Appellant in this Court relies on the case of People vs. Mendoza, (95 Phil., 845; 50 Off. Gaz., [10]
4767). In this case the majority of this Court declared:

The statutory provision (section 29 of the Marriage Law or Act No. 3613) plainly makes a
subsequent marriage contracted by any person during the lifetime of his first spouse illegal
and void from its performance, and no judicial decree is necessary to establish its invalidity,
as distinguished from mere annullable marriages. There is here no pretense that appellant's
second marriage with Olga Lema was contracted in the belief that the first spouse, Jovita de
Asis, had been absent for seven consecutive years or generally considered as dead, so as to
render said marriage valid until declared null and void by a subsequent court.

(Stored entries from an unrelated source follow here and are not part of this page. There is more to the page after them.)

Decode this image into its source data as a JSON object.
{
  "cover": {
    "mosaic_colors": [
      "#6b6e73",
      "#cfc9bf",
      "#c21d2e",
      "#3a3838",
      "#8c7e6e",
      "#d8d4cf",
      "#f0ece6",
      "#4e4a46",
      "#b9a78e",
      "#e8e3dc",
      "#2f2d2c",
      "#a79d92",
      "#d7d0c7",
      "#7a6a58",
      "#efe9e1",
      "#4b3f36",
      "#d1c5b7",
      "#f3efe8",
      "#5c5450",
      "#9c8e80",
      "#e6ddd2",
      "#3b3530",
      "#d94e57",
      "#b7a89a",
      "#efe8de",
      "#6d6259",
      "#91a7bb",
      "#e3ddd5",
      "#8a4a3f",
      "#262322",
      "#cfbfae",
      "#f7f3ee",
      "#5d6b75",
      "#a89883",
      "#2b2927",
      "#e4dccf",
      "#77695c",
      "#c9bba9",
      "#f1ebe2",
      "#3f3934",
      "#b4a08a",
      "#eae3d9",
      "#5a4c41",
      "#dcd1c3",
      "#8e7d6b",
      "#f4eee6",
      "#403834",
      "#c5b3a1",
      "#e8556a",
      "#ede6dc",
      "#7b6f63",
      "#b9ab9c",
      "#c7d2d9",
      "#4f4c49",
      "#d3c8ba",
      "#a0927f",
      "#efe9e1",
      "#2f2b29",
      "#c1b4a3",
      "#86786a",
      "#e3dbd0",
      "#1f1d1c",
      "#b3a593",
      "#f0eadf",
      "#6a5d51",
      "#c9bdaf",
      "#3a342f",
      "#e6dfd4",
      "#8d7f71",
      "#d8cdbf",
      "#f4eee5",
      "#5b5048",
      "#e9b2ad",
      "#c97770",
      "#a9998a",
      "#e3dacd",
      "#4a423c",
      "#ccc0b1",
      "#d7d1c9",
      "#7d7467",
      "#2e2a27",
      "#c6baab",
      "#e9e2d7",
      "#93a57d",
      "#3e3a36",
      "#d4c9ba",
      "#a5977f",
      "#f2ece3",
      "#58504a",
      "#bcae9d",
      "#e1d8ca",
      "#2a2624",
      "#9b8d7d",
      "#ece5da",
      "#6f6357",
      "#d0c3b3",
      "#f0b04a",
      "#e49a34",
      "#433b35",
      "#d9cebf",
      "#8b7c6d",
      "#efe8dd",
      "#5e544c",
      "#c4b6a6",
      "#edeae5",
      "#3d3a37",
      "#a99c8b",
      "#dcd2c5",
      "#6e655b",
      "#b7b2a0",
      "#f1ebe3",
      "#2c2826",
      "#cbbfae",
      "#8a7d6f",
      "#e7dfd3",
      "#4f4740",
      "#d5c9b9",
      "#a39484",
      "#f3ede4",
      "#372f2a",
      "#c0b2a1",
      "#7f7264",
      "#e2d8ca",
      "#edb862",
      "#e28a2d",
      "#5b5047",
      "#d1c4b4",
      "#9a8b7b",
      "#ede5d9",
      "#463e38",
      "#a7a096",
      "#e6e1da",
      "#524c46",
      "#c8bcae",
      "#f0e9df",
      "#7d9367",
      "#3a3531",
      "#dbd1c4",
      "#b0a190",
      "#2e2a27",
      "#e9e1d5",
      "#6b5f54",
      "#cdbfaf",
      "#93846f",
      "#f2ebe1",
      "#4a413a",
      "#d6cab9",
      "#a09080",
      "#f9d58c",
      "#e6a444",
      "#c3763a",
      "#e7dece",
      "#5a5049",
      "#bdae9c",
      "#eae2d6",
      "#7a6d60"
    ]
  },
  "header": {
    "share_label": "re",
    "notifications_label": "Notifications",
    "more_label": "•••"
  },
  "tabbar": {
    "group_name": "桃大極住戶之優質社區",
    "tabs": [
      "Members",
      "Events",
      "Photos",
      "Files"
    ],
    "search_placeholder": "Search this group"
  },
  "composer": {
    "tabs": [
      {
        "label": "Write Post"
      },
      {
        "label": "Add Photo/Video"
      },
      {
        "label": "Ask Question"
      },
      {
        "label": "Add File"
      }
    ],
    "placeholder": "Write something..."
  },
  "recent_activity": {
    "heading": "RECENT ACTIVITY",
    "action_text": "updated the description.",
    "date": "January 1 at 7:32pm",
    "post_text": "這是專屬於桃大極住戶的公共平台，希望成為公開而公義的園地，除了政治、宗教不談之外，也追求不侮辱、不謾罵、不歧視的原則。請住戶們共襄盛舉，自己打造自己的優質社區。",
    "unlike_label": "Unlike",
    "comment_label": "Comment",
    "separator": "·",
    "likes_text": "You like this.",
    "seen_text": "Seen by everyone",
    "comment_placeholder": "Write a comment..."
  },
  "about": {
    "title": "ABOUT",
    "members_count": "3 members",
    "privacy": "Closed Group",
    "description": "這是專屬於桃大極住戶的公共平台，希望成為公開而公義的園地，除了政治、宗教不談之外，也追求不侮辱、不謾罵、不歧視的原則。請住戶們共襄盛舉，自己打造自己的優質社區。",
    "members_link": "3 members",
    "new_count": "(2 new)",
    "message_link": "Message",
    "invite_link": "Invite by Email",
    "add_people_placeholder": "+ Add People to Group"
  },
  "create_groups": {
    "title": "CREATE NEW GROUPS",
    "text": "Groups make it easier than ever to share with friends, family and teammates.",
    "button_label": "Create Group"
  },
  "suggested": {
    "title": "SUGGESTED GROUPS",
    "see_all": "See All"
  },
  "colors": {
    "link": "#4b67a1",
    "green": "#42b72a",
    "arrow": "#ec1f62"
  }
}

We are of the very weighty reasons by Justice Alex Reyes in the dissent in the case above-quoted
But this weighty reasons notwithstanding, the very fundamental principle of strict construction of penal
laws in favor of the accused, which principle we may not ignore, seems to justify our stand in the
above-cited case of People vs. Mendoza. Our Revised Penal Code is of recent enactment and had
the rule enunciated in Spain and in America requiring judicial declaration of nullity of ab initio void
marriages been within the contemplation of the legislature, an express provision to that effect would
or should have been inserted in the law. In its absence, we are bound by said rule of strict interpretation
already adverted to.

It is to be noted that the action was instituted upon complaint of the second wife, whose marriage with
the appellant was not renewed after the death of the first wife and before the third marriage was
entered into. Hence, the last marriage was a valid one and appellant's prosecution for contracting this
marriage can not prosper.

For the foregoing considerations, the judgment appealed from is hereby reversed and the defendant-
appellant acquitted, with costs de oficio, without prejudice to his prosecution for having contracted the
second bigamous marriage. So ordered.

Paras, C. J., Bengzon, Bautista Angelo, Reyes, J. B. L., Endencia, and Felix, JJ., concur.